Le Sonnet XXIII de Gérard Marie Imbert est une puissante réflexion sur la souffrance et la beauté de l’inspiration créative. Dans ce poème, Imbert capture la lutte de l’esprit face aux complexités de la création artistique. Écrit dans le contexte du 19ᵉ siècle, ce sonnet reste pertinent en explorant les thèmes universels du génie et de la frustration, touchant ainsi tout artiste ou écrivain confronté à ses propres démons intérieurs.

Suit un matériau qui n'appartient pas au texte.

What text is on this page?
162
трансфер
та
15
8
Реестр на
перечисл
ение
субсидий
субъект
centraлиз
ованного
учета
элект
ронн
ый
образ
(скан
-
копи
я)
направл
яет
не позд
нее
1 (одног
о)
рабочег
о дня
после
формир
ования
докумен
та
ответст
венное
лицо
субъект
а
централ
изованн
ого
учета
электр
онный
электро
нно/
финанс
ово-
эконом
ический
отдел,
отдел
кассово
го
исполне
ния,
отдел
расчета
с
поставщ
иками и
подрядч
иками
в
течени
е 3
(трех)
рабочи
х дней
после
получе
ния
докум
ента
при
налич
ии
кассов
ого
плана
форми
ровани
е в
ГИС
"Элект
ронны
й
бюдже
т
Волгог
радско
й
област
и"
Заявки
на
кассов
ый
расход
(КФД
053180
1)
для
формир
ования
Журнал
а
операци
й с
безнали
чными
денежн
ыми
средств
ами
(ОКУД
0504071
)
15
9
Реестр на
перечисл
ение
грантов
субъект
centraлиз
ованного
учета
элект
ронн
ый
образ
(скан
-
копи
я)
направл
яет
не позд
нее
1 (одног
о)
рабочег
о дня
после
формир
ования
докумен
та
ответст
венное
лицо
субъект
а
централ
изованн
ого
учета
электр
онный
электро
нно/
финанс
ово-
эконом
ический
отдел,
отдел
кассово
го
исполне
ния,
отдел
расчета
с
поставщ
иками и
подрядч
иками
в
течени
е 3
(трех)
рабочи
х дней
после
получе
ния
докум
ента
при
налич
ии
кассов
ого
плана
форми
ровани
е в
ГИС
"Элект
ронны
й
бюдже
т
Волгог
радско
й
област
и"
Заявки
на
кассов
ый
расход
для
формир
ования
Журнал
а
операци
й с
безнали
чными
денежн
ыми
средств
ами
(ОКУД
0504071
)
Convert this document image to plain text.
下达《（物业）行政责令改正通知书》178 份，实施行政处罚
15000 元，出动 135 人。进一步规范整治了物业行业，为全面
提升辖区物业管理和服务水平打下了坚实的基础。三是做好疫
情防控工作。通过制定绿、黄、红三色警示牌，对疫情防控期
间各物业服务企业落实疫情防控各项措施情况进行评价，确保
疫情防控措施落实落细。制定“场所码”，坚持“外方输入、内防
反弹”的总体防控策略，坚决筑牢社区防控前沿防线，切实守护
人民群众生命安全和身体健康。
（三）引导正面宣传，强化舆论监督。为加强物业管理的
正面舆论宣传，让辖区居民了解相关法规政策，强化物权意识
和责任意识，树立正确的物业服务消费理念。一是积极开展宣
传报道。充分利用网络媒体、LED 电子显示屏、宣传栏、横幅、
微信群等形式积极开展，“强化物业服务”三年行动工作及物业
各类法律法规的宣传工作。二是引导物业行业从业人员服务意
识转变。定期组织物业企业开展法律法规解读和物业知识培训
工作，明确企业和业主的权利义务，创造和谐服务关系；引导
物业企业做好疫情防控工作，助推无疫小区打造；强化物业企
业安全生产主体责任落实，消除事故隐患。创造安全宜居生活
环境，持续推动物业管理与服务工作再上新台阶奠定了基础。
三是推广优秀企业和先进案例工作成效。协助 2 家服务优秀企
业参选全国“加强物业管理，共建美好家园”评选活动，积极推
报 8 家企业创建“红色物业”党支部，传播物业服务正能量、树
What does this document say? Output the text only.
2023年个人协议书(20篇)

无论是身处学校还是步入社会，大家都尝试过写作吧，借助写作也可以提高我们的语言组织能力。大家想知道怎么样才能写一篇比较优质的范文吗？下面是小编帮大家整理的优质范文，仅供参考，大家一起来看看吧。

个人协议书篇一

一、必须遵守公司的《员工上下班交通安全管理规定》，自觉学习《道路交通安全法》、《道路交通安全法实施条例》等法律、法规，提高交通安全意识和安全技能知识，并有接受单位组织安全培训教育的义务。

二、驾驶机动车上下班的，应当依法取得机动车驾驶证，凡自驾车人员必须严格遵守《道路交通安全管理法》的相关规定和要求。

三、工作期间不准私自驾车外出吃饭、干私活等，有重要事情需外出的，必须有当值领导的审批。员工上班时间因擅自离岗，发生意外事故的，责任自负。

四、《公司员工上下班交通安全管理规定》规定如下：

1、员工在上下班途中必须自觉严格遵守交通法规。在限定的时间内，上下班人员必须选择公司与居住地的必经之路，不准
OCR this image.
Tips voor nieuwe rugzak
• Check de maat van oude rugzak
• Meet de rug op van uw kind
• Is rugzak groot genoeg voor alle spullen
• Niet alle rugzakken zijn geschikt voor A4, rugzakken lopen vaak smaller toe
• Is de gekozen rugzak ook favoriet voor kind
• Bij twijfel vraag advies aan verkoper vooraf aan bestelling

Tout le cerveau me bout de mille inventions, D’infinies fureurs mon ame est embrazee, D’infinis feus divins mon ame est attizee, Et mon esprit abonde en saintes fictions. Je suis tout embrouillé d’imaginations, Desquelles Jupiter m’a fornie l’idée : Mais mon ame n’est pas heureusement guidée, Car lentes sont par trop ses exécutions. Et honteux et modeste est par trop le Génie Qui fut constitué président de ma vie, Et rétif à coucher par escrit ses discours. Ainsi, comme ceux-là, mon Génie fait en ce, Qui estant bien montez (ô grande diligence!) De lieues font quatorze en quinze ou seze jours.
Ce poème invite à méditer sur la nature tumultueuse de la créativité, encourageant les lecteurs à découvrir d’autres œuvres de Gérard Marie Imbert et à partager leurs réflexions sur ce texte poignant.